Детей им со Светкой Бог так и не дал. Где только не лечилась, в какой только госпиталь и санаторий не ездила, но Не судьба. От того ли, нет, но жена взяла в голову, тосковала, переживала так сильно, что приключилась с ней болезнь страшная, тяжелая, неизлечимая. Начала чахнуть еще на Курилах, а угасла в родительском доме как свеча буквально за полгода. Похоронил Вася свою любимую Свету там же, на окраине городка под звуки военного марша «Прощание славянки», установил надгробный знак в виде стелы с красной звездой на вершине, как и подобает настоящей жене офицера, сам немного пожил в доме тещи, потом снял квартиру, съехал. Не мог смотреть, не мог находиться в том месте, где все пронизано памятью, духом любимой женщины. Ни единого раза не слышал из ее уст Вася стенаний, жалоб на съемные квартиры, уголки в казармах, что заменяли жилплощадь; на отсутствие жилья, воды в очередном гарнизоне, тепла в другом, работы в третьем. Не роптала, смиренно сносила все тяготы и лишения воинской службы, молча собирала нехитрый скарб, молча, не ропща, следовала за мужем в любой край света, в любую «дыру», которую родина считала нужным «заткнуть» ее мужем, а своим защитником Отдавало всю себя ему, мужу Как тут не благодарить судьбу, что дала возможность любить и быть любимым такой преданной, сильной женщиной?! Икона, а не женщина! Монумент! Эталон!
Да-а-а Жи-и-изнь, мужчина произнес в голос, огляделся вокруг.
Сновали пассажиры, хрипел как в добрые старые времена динамик, объявляя о прибытии и отправлении поездов. Все было как прежде, но что-то было и ново, чего когда-то нельзя было увидеть и услышать на вокзалах. Нет-нет да проходил наряд милиции с собакой, пристально вглядываясь в лица пассажиров. Развязно вели себя парни в уголке у киоска.
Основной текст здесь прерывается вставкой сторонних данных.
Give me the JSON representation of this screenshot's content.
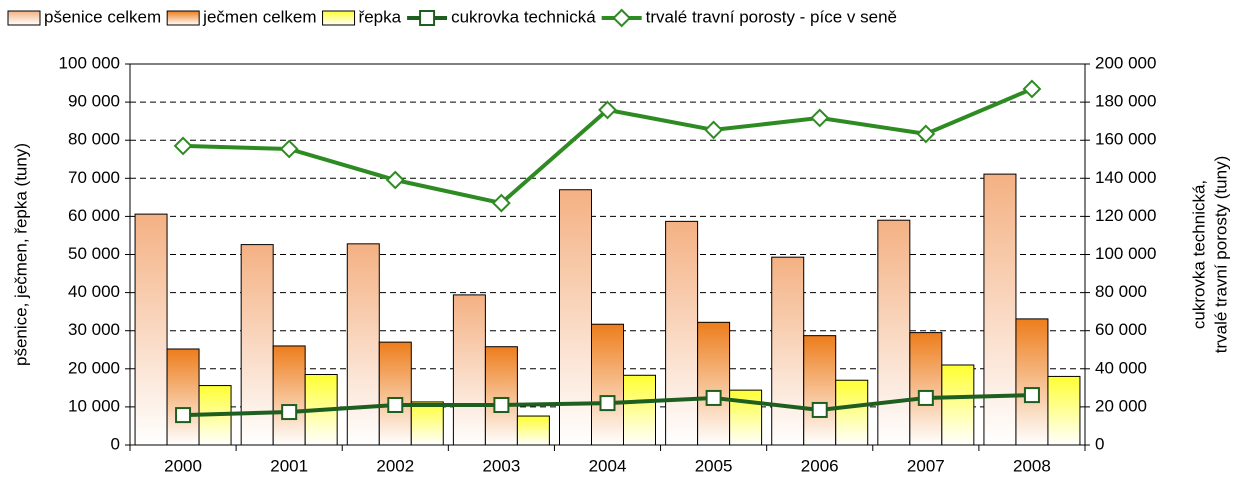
{
  "chart_data": {
    "type": "bar_line",
    "categories": [
      "2000",
      "2001",
      "2002",
      "2003",
      "2004",
      "2005",
      "2006",
      "2007",
      "2008"
    ],
    "series": [
      {
        "name": "pšenice celkem",
        "type": "bar",
        "color": "#f4b183",
        "values": [
          60600,
          52600,
          52800,
          39400,
          67000,
          58700,
          49300,
          59000,
          71100
        ]
      },
      {
        "name": "ječmen celkem",
        "type": "bar",
        "color": "#ed7d1c",
        "values": [
          25200,
          26000,
          27000,
          25800,
          31700,
          32200,
          28700,
          29500,
          33100
        ]
      },
      {
        "name": "řepka",
        "type": "bar",
        "color": "#ffff33",
        "values": [
          15600,
          18500,
          11300,
          7600,
          18300,
          14400,
          17000,
          21000,
          18000
        ]
      },
      {
        "name": "cukrovka technická",
        "type": "line",
        "marker": "square",
        "axis": "y2",
        "color": "#1e5e1e",
        "values": [
          15700,
          17300,
          21000,
          21000,
          22000,
          24700,
          18400,
          24700,
          26200
        ]
      },
      {
        "name": "trvalé travní porosty - píce v seně",
        "type": "line",
        "marker": "diamond",
        "axis": "y2",
        "color": "#2e8b22",
        "values": [
          157000,
          155400,
          139100,
          127000,
          175900,
          165400,
          171700,
          163300,
          186900
        ]
      }
    ],
    "y_label": "pšenice, ječmen, řepka  (tuny)",
    "y2_label": [
      "cukrovka technická,",
      "trvalé travní porosty (tuny)"
    ],
    "ylim": [
      0,
      100000
    ],
    "yticks": [
      0,
      {
        "value": 10000,
        "label": "10 000"
      },
      {
        "value": 20000,
        "label": "20 000"
      },
      {
        "value": 30000,
        "label": "30 000"
      },
      {
        "value": 40000,
        "label": "40 000"
      },
      {
        "value": 50000,
        "label": "50 000"
      },
      {
        "value": 60000,
        "label": "60 000"
      },
      {
        "value": 70000,
        "label": "70 000"
      },
      {
        "value": 80000,
        "label": "80 000"
      },
      {
        "value": 90000,
        "label": "90 000"
      },
      {
        "value": 100000,
        "label": "100 000"
      }
    ],
    "y2lim": [
      0,
      200000
    ],
    "y2ticks": [
      0,
      {
        "value": 20000,
        "label": "20 000"
      },
      {
        "value": 40000,
        "label": "40 000"
      },
      {
        "value": 60000,
        "label": "60 000"
      },
      {
        "value": 80000,
        "label": "80 000"
      },
      {
        "value": 100000,
        "label": "100 000"
      },
      {
        "value": 120000,
        "label": "120 000"
      },
      {
        "value": 140000,
        "label": "140 000"
      },
      {
        "value": 160000,
        "label": "160 000"
      },
      {
        "value": 180000,
        "label": "180 000"
      },
      {
        "value": 200000,
        "label": "200 000"
      }
    ],
    "grid": true,
    "legend": "top"
  }
}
Их гортанные крики сменялись громким до неприличия смехом, матами на русском языке, оскорбительными, неприличными выкриками в адрес молодых девушек, что имели неосторожность в тот момент оказаться поблизости. Да-да, вот это как раз и было новым, отметил про себя Назаров. Раньше было чуть-чуть приличней, спокойней на вокзалах. Не было вот этой развязанности, неприкрытого, демонстративного хамства, граничащего с полным неуважением, пренебрежениям к пассажирам как людям.